Penguatan Layanan Terpadu bagi Perempuan Korban Kekerasan
Pramono menekankan bahwa Raperda ini menjadi dasar penguatan layanan terpadu bagi perempuan korban kekerasan. Mulai dari proses pengaduan, asesmen, pendampingan, hingga pemulangan dan reintegrasi sosial.

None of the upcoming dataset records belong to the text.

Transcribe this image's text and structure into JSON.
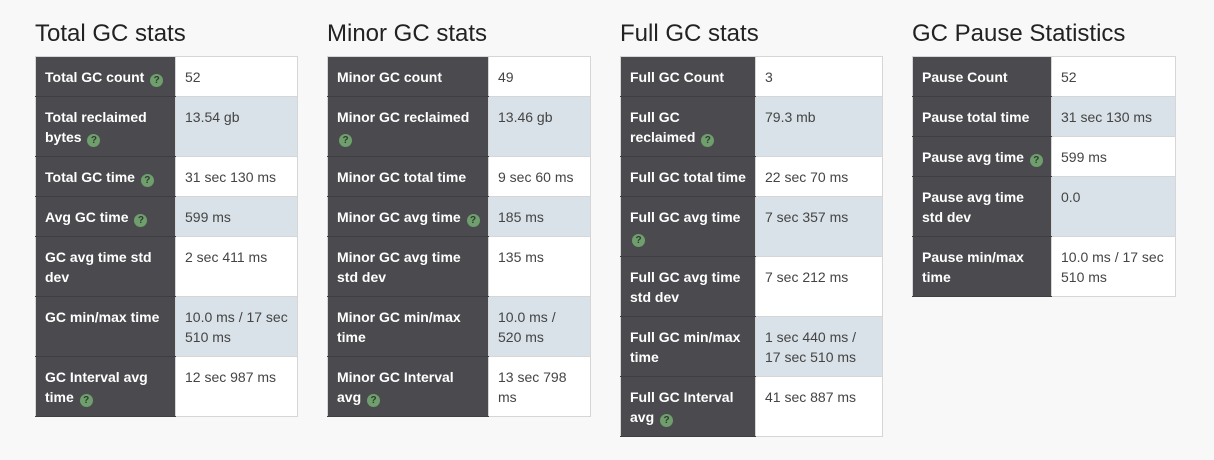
{
  "panels": [
    {
      "title": "Total GC stats",
      "rows": [
        {
          "label": "Total GC count",
          "help": true,
          "value": "52"
        },
        {
          "label": "Total reclaimed bytes",
          "help": true,
          "value": "13.54 gb"
        },
        {
          "label": "Total GC time",
          "help": true,
          "value": "31 sec 130 ms"
        },
        {
          "label": "Avg GC time",
          "help": true,
          "value": "599 ms"
        },
        {
          "label": "GC avg time std dev",
          "help": false,
          "value": "2 sec 411 ms"
        },
        {
          "label": "GC min/max time",
          "help": false,
          "value": "10.0 ms / 17 sec 510 ms"
        },
        {
          "label": "GC Interval avg time",
          "help": true,
          "value": "12 sec 987 ms"
        }
      ]
    },
    {
      "title": "Minor GC stats",
      "rows": [
        {
          "label": "Minor GC count",
          "help": false,
          "value": "49"
        },
        {
          "label": "Minor GC reclaimed",
          "help": true,
          "value": "13.46 gb"
        },
        {
          "label": "Minor GC total time",
          "help": false,
          "value": "9 sec 60 ms"
        },
        {
          "label": "Minor GC avg time",
          "help": true,
          "value": "185 ms"
        },
        {
          "label": "Minor GC avg time std dev",
          "help": false,
          "value": "135 ms"
        },
        {
          "label": "Minor GC min/max time",
          "help": false,
          "value": "10.0 ms / 520 ms"
        },
        {
          "label": "Minor GC Interval avg",
          "help": true,
          "value": "13 sec 798 ms"
        }
      ]
    },
    {
      "title": "Full GC stats",
      "rows": [
        {
          "label": "Full GC Count",
          "help": false,
          "value": "3"
        },
        {
          "label": "Full GC reclaimed",
          "help": true,
          "value": "79.3 mb"
        },
        {
          "label": "Full GC total time",
          "help": false,
          "value": "22 sec 70 ms"
        },
        {
          "label": "Full GC avg time",
          "help": true,
          "value": "7 sec 357 ms"
        },
        {
          "label": "Full GC avg time std dev",
          "help": false,
          "value": "7 sec 212 ms"
        },
        {
          "label": "Full GC min/max time",
          "help": false,
          "value": "1 sec 440 ms / 17 sec 510 ms"
        },
        {
          "label": "Full GC Interval avg",
          "help": true,
          "value": "41 sec 887 ms"
        }
      ]
    },
    {
      "title": "GC Pause Statistics",
      "rows": [
        {
          "label": "Pause Count",
          "help": false,
          "value": "52"
        },
        {
          "label": "Pause total time",
          "help": false,
          "value": "31 sec 130 ms"
        },
        {
          "label": "Pause avg time",
          "help": true,
          "value": "599 ms"
        },
        {
          "label": "Pause avg time std dev",
          "help": false,
          "value": "0.0"
        },
        {
          "label": "Pause min/max time",
          "help": false,
          "value": "10.0 ms / 17 sec 510 ms"
        }
      ]
    }
  ],
  "help_icon_glyph": "?",
  "colors": {
    "label_bg": "#4b4b4f",
    "alt_row_bg": "#d9e2e8",
    "help_icon": "#6f9f6d"
  }
}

Selain itu, dalam Raperda ini juga diatur mengenai perlindungan perempuan dalam kondisi khusus, seperti perempuan penyandang disabilitas, perempuan kepala keluarga, lanjut usia, pekerja, pekerja rumah tangga, perempuan dengan HIV/AIDS, serta perempuan dalam situasi bencana atau konflik sosial.
Pencegahan Kekerasan sebagai Langkah Utama
Pramono menyoroti pentingnya pencegahan kekerasan sebagai langkah utama dalam Raperda ini. Bukan hanya di lingkungan keluarga dan masyarakat, tetapi juga di institusi pendidikan, tempat kerja, ruang publik, transportasi, dan ruang digital. Pelindungan perempuan harus menjadi upaya membangun ketahanan, kemandirian, dan keberdayaan perempuan, bukan hanya sebagai respons terhadap kekerasan yang terjadi.
Sebagai langkah awal, DPRD DKI Jakarta telah menggelar Rapat Paripurna untuk membahas Pokok-Pokok Pikiran Fraksi-Fraksi atas Ranperda Penyelenggaraan Perlindungan Perempuan. Wacana ini diharapkan dapat memberikan perlindungan yang komprehensif bagi perempuan di DKI Jakarta.